It's been a good year for Runner Beans, but even good things come to an end eventually...
Considering that it's mid-October, the plants still looked pretty green.
However they had definitely reached the end of the road, because after I picked these last few pods there were no more forming.
And anyway, I wanted to take the plants down before the weather turns really bad. It's a job that is much less of a penance when the weather is mild and dry!
I stripped off the foliage and managed to cram it into my compost bins - just - and put the canes away in the garage for next year. I roughly raked-over the soil in the empty raised bed, and I'm sure the birds will now enjoy digging around in it and clear out any lurking insects.
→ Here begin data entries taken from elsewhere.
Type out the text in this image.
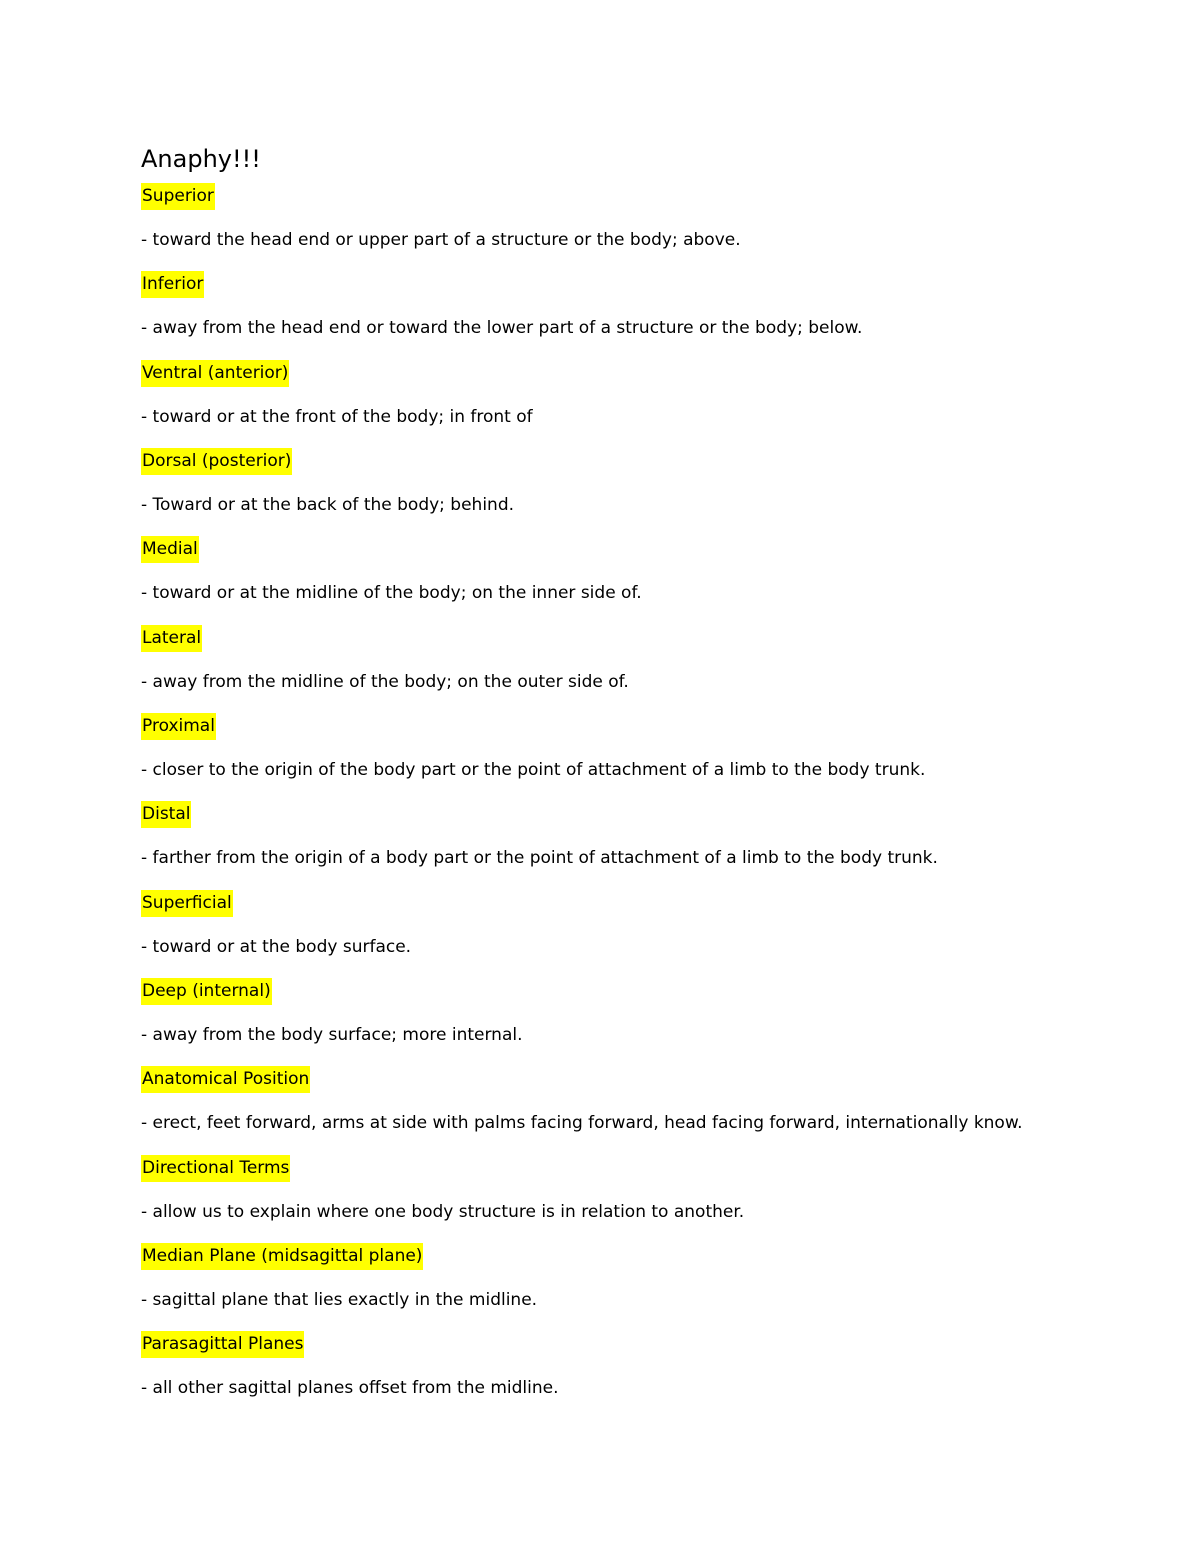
Anaphy!!!
Superior
- toward the head end or upper part of a structure or the body; above.
Inferior
- away from the head end or toward the lower part of a structure or the body; below.
Ventral (anterior)
- toward or at the front of the body; in front of
Dorsal (posterior)
- Toward or at the back of the body; behind.
Medial
- toward or at the midline of the body; on the inner side of.
Lateral
- away from the midline of the body; on the outer side of.
Proximal
- closer to the origin of the body part or the point of attachment of a limb to the body trunk.
Distal
- farther from the origin of a body part or the point of attachment of a limb to the body trunk.
Superficial
- toward or at the body surface.
Deep (internal)
- away from the body surface; more internal.
Anatomical Position
- erect, feet forward, arms at side with palms facing forward, head facing forward, internationally know.
Directional Terms
- allow us to explain where one body structure is in relation to another.
Median Plane (midsagittal plane)
- sagittal plane that lies exactly in the midline.
Parasagittal Planes
- all other sagittal planes offset from the midline.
Runner Beans have been a regular feature of my veg plot for many years now. They are one of the most reliable crops to grow, and seldom disappoint. You can see why they appear on almost every allotment and vegetable patch in the country. Even in a poor year we get plenty to eat from them, but in a good year (like this one) we also get a freezer-full of produce to keep us going through the Winter months. I consider Runners to have a very high VSR rating. If you don't know what VSR is, read this...
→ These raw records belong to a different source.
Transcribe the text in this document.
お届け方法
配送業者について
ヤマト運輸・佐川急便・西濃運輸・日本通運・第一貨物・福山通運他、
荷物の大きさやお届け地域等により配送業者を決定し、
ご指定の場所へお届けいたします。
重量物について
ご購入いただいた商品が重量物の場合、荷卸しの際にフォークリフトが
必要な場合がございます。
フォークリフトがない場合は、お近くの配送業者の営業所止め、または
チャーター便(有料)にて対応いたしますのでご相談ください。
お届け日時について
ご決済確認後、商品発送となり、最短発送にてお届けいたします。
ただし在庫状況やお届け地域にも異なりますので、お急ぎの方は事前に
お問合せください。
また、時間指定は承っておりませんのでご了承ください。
Meanwhile... The "mystery" beans had finished drying.
When I shelled them, this is what I got:
It's a mere 80g of rather motley-looking small black beans - perhaps enough for one small helping. To be honest, I'm a bit disappointed. I thought they would be better. Maybe if they had been sown earlier in the season and had had more time to fatten-up they would have been better. Or perhaps this is just a variety intended to be used as slicing beans rather than shelling beans. The pods were certainly big and fleshy. I might save a few of the best specimens and try growing them again next year.